A prettier finished effect is gained by mixing flowers and herbs with essential oils and a fixative, such as orris root.  This is also a fairly lengthy method but the finished effect can be lovely, particularly if some flowers are dried with silica gel and placed on top for decoration.

As most of the projects here are for sachets or other items where the herbs are hidden away behind some fabric, the look of the finished pot-pourri is not of paramount importance.  The main point is that the scent should be strong and long-lasting.  When making small sachets it helps to use fairly small ingredients of an even size, so there are no unsightly lumps and bulges in the sachets.  The best answer for this is to use small sprigs of dried herbs and flowers with a much larger proportion of fixative.

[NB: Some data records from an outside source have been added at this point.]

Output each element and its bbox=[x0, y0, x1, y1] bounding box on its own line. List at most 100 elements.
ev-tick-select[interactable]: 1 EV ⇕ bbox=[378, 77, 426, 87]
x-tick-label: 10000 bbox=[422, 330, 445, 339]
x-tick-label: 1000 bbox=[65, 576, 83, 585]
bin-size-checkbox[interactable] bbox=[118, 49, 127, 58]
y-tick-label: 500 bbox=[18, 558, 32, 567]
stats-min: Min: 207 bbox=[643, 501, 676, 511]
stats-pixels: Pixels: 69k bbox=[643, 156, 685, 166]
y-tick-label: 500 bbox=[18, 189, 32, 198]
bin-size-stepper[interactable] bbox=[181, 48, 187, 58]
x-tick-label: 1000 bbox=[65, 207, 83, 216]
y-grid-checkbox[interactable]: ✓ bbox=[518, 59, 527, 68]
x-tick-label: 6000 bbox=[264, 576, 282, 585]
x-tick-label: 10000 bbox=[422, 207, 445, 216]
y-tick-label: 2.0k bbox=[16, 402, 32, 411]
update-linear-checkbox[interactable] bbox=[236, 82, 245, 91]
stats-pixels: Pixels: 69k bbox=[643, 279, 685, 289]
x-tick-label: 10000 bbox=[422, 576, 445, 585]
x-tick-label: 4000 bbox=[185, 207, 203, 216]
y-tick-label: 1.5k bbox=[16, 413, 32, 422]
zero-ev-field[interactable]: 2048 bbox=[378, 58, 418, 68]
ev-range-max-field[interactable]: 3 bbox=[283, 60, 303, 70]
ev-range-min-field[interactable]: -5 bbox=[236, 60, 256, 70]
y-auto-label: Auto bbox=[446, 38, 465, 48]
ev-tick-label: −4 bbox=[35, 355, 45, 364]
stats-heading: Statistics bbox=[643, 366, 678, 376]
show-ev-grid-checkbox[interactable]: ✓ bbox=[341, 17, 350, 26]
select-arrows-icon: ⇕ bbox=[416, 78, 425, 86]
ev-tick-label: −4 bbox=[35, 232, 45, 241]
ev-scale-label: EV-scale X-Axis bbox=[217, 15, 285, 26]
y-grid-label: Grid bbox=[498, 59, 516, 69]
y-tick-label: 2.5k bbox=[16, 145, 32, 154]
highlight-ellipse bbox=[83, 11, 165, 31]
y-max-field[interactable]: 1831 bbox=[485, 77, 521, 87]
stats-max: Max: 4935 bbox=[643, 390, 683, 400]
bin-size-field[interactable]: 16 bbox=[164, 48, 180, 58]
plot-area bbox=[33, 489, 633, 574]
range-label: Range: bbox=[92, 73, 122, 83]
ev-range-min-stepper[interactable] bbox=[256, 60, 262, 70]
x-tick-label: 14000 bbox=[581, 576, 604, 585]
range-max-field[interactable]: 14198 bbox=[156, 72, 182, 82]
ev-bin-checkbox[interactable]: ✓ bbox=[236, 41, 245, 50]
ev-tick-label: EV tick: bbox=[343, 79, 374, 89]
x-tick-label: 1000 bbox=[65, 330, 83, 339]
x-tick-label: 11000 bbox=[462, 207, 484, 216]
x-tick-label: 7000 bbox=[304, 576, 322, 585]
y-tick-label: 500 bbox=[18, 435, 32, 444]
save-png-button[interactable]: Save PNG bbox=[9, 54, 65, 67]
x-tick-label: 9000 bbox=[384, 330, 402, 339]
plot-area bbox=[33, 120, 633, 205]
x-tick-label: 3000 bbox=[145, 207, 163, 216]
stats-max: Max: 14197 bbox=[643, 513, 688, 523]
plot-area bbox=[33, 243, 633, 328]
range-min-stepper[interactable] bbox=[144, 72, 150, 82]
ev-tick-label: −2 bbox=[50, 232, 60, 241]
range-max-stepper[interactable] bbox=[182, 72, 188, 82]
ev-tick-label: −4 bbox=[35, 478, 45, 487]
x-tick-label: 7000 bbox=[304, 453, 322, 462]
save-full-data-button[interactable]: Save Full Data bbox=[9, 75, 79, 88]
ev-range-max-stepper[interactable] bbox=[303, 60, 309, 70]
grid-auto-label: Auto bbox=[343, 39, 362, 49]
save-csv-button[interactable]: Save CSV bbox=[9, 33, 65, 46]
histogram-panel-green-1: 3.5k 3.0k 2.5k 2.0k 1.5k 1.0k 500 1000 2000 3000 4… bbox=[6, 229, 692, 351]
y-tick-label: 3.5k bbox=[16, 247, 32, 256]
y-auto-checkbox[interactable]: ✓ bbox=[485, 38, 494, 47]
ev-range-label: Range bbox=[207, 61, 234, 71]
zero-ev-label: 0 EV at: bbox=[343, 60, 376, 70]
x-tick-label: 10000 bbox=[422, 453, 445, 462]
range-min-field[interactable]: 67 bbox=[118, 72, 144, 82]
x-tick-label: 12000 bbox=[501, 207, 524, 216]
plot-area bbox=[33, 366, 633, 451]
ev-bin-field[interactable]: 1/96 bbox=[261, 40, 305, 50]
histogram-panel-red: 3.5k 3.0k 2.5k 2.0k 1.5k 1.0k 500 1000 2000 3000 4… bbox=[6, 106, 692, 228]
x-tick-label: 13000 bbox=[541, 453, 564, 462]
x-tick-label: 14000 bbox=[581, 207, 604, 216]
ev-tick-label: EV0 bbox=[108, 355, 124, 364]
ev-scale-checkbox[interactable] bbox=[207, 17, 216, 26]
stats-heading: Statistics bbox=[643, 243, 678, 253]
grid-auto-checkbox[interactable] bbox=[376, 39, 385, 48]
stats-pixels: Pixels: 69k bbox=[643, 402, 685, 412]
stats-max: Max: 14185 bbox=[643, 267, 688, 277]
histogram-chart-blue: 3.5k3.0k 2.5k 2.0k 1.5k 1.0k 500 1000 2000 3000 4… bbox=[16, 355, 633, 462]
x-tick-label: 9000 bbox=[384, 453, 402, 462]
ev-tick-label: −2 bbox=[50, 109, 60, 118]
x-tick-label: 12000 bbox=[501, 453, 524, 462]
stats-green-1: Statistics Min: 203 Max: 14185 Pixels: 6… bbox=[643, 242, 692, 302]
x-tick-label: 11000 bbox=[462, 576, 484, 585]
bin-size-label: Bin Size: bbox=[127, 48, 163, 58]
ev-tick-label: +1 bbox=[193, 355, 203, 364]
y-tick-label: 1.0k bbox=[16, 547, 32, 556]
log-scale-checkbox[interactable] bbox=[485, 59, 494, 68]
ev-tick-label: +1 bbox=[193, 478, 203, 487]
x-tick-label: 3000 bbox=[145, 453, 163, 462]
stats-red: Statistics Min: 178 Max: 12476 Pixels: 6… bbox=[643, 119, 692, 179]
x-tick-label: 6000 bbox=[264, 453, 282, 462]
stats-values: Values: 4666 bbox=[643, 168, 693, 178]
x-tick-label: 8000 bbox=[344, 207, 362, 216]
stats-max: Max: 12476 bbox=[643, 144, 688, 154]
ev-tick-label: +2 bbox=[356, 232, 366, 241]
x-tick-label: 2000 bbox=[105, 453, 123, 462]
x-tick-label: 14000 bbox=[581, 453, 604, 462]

Many recipes call for powdered orris root, but I use cut and sifted orris or blue flag root instead, as I find the powder spoils the outward appearance of pot-pourri.  However, as the recipes here are mainly for use on sachets, either powdered or cut orris root will do.

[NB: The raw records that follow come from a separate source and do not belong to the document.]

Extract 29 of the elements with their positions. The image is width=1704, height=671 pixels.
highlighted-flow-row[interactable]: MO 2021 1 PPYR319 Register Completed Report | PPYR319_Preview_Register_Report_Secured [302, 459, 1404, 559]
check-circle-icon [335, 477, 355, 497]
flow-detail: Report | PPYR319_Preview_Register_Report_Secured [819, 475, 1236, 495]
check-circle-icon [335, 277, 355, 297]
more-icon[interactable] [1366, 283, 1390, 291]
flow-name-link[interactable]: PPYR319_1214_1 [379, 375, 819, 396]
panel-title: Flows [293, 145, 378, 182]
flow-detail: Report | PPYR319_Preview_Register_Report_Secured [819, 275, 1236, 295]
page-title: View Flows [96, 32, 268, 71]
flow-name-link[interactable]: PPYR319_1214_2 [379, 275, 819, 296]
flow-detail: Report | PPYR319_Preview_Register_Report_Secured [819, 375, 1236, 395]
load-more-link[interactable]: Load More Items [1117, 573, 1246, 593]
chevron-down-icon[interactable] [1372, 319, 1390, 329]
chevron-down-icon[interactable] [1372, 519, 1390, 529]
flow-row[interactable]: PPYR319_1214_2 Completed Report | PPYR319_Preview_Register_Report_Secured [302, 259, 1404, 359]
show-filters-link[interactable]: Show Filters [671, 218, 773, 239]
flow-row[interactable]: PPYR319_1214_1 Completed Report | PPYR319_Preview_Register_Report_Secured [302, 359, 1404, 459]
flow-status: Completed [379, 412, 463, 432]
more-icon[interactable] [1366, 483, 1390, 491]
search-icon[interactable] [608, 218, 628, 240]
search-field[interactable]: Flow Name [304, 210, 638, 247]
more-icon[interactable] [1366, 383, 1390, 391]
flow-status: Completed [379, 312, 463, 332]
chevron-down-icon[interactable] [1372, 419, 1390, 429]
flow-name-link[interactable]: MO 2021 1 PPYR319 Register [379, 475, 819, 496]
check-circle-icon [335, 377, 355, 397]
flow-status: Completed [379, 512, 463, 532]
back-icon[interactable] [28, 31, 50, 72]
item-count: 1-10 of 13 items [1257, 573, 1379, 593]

Many of the recipes here can easily be altered to suit whatever ingredients you have available.  Once you have made several batches of your own pot-pourri you will become more courageous and want to experiment.  It is easy to make up your own recipesjust keep to the basic guidelines on quantities of ingredients.

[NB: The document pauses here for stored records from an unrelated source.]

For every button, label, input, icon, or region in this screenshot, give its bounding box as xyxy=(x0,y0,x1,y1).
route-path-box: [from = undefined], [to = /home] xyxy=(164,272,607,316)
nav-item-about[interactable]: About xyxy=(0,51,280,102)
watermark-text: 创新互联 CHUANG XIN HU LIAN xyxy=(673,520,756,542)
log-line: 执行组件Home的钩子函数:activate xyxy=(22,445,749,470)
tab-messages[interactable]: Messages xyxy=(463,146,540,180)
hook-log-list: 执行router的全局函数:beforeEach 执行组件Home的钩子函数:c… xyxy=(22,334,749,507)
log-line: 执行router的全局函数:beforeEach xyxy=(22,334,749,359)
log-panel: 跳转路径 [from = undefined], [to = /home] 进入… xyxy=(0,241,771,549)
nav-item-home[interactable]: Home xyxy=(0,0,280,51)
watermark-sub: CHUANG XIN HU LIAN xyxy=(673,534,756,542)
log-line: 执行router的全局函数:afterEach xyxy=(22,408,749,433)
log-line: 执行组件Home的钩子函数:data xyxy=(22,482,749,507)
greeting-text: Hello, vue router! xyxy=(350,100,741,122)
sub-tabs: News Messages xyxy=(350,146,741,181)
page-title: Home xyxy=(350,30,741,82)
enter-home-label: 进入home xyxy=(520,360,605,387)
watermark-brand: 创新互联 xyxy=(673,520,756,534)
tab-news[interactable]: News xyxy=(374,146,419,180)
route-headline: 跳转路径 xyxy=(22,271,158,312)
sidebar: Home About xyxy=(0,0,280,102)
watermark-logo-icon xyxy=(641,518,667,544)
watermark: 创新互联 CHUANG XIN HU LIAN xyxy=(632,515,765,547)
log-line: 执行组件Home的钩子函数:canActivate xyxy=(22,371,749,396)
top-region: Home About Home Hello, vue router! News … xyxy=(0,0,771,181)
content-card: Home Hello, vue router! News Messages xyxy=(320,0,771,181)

                                Orris Root and Oil Mixture

As a general note, I use a measuring jug when measuring out the various dry ingredients, unless they are measured by the spoonful.  The orris root is best mixed with the essential oil first and put into a small screw-top jar to mature for a couple of days.  If you are intending to make several types of pot-pourri, I would  suggest you build up a collection of jars with different orris root and essential oil mixtures which you can use as you wish.

Mix the oil and orris root in the proportions of 4 oz orris root to 1/2 fl oz essential oil.  Once it has matured for a couple of days you can use it by the tablespoonful as indicated in the recipes.  Make sure that you label the jars clearly, stating the particular essential oil you have used.  The collection of orris root/oil jars can then sit in a neat row on your kitchen shelf or worktop, where you can shake them occasionally to encourage the mixing process.  Avoid storing them in strong sunlight as it will reduce the strength of the essential oils.

                     Delicious Mint and Cinnamon Pot-Pourri


1/2 pint cinnamon pieces

1/2 pint mint leaves, crumbled

2 tbsp cinnamon/orris mixture

1 tbsp apple/orris mixture

1/2 tbsp mint/orris mixture

Use a large mixing bowl and mix together all the ingredients.  As these recipes are mainly destined for use in sachets, you should break the cinnamon pieces up fairly small.  Having mixed it well, turn the mixture into a large jar or polythene bag and seal.  Put it away for two to four weeks, shaking it regularly to ensure even distribution of the oil mixtures.  Check the smell after two weeks; if the aroma seems satisfactory you can use it, but if not, you should wait another couple of weeks.  If you are still not happy with the smell, try adding other orris root/oil mixes until you like the balance of the fragrance.